The tongues clip into the plastic shroud
Simple and inexpensive.
They've been around for a good few years and have a good reputation for reliability. I now prefer them to screw terminals and male/female crimp connectors for all inline connections.
I have an Elliott 10M shaper. Can anyone explain how the ratchet mechanism on the power cross feed works? Mine only works intermittently. There seems to be only one pawl and sometimes the feed advances and then retreats slightly and repeatedly with each stroke so I get no proper cross feed advance. I can only guess that the action should depend somehow on friction in the feed screw resisting the backwards movement (and I don't have enough friction) or my machine has somehow lost a second pawl. or perhaps I have not understood it at all.
System does depend on friction holding the ratchet wheel in place whilst the pawl retreats. Assuming mine is typical the factory spring is very weak, probably provides a force equivalent to the weight of the pawl at most. As ever crud builds up making the action stiffer so the system doesn't work as it should.
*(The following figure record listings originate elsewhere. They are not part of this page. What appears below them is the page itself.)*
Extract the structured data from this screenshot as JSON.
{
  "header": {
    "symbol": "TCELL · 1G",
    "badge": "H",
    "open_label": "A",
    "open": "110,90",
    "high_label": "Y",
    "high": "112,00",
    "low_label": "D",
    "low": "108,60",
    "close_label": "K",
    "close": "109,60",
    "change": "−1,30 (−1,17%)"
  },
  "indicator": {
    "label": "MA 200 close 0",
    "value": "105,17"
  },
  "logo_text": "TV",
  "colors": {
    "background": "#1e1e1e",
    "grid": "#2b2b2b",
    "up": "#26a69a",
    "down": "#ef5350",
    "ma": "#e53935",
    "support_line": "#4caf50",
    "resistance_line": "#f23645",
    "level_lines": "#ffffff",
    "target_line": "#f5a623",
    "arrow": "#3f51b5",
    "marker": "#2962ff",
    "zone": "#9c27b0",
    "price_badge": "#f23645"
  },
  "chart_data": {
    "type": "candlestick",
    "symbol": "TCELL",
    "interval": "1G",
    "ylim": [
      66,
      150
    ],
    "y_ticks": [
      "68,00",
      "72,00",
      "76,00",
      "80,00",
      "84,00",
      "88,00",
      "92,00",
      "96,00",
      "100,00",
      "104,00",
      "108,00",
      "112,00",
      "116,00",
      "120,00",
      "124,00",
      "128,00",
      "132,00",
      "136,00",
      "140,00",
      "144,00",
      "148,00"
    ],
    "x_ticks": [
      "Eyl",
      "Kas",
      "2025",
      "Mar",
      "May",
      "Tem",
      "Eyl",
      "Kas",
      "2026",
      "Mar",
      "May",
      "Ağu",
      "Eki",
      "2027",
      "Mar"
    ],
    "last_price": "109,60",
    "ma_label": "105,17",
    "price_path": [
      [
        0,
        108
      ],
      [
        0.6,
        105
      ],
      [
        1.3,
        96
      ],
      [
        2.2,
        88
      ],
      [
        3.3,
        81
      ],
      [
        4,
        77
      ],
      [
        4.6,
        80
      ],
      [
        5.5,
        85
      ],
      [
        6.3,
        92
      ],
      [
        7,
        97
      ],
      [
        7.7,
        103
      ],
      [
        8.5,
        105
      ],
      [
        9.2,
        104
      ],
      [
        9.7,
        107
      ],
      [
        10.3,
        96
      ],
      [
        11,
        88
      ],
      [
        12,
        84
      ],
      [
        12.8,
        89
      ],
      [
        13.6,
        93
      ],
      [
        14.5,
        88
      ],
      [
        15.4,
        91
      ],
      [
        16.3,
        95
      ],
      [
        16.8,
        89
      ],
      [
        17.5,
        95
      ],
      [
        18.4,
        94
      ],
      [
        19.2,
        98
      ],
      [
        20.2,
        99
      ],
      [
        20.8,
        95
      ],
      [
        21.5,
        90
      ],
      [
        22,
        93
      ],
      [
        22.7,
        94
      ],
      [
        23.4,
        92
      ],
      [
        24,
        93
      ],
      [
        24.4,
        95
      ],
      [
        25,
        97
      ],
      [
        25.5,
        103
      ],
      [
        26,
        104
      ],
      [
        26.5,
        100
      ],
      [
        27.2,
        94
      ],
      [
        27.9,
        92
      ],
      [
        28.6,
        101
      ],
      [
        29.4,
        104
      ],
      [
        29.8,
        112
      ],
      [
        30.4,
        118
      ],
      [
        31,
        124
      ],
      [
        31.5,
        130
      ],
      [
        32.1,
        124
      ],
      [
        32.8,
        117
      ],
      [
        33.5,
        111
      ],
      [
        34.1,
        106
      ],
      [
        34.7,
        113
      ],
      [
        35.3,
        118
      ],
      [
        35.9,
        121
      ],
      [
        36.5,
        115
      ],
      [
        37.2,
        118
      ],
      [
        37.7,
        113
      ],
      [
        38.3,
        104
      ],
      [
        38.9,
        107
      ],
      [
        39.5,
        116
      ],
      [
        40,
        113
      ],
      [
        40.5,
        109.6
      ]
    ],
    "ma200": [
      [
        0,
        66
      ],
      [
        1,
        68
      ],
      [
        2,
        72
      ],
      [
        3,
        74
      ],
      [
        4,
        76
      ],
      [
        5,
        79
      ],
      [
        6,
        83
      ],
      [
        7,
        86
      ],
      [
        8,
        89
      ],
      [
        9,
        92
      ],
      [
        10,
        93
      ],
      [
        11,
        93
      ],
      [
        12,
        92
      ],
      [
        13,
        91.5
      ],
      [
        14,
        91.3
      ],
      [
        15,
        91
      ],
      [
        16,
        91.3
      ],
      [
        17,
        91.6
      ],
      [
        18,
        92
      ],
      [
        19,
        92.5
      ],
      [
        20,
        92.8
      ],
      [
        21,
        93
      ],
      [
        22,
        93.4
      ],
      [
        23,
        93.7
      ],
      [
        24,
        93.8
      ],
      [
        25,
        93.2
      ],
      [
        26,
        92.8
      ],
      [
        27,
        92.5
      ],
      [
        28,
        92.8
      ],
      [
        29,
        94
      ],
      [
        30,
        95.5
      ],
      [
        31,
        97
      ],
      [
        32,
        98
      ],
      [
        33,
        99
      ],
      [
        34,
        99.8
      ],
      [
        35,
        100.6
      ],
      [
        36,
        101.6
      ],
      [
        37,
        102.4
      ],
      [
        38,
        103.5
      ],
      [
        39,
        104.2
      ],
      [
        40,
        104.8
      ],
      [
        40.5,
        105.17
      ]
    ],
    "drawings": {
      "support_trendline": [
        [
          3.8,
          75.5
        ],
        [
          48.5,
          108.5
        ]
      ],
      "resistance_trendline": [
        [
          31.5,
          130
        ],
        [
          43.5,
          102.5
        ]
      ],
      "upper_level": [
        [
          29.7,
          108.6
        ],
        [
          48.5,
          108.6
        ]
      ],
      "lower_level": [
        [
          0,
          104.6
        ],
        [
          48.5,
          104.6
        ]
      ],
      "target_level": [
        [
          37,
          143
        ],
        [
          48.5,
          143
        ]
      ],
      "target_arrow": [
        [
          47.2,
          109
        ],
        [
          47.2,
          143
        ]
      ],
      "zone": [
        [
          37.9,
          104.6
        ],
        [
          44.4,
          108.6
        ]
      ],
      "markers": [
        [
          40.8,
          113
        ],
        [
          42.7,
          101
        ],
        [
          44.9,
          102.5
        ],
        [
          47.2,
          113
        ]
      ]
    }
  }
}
Cure is to clean things out so the pawl moves freely. Big difference with mine between as obtained in apparently well looked after condition and post cleaning. However mine was more likely to stick up so there was no attempt to feed rather than do the forward – backwards dance.
I have used the power-pole connectors for a number of years. I have a 12v to 48v power converter for running wireless access points for site surveys. All the batteries have very shorts leads with spade connectors one end (for the battery) and power-pole connectors on the other end. These can then be either plugged into a power-pole connector on the PSU or onto a power-pole connector on the charger. Always a good firm connection.
I use the same connectors on the intelligent charger on my Caterham 7. When charger is disconnected I can then easily add other devices phone chargers, sat nav chargers, laptop chargers in its place.
It pays to purchase the correct crimp tool for the metal connectors, not particularly cheap but good ones never are.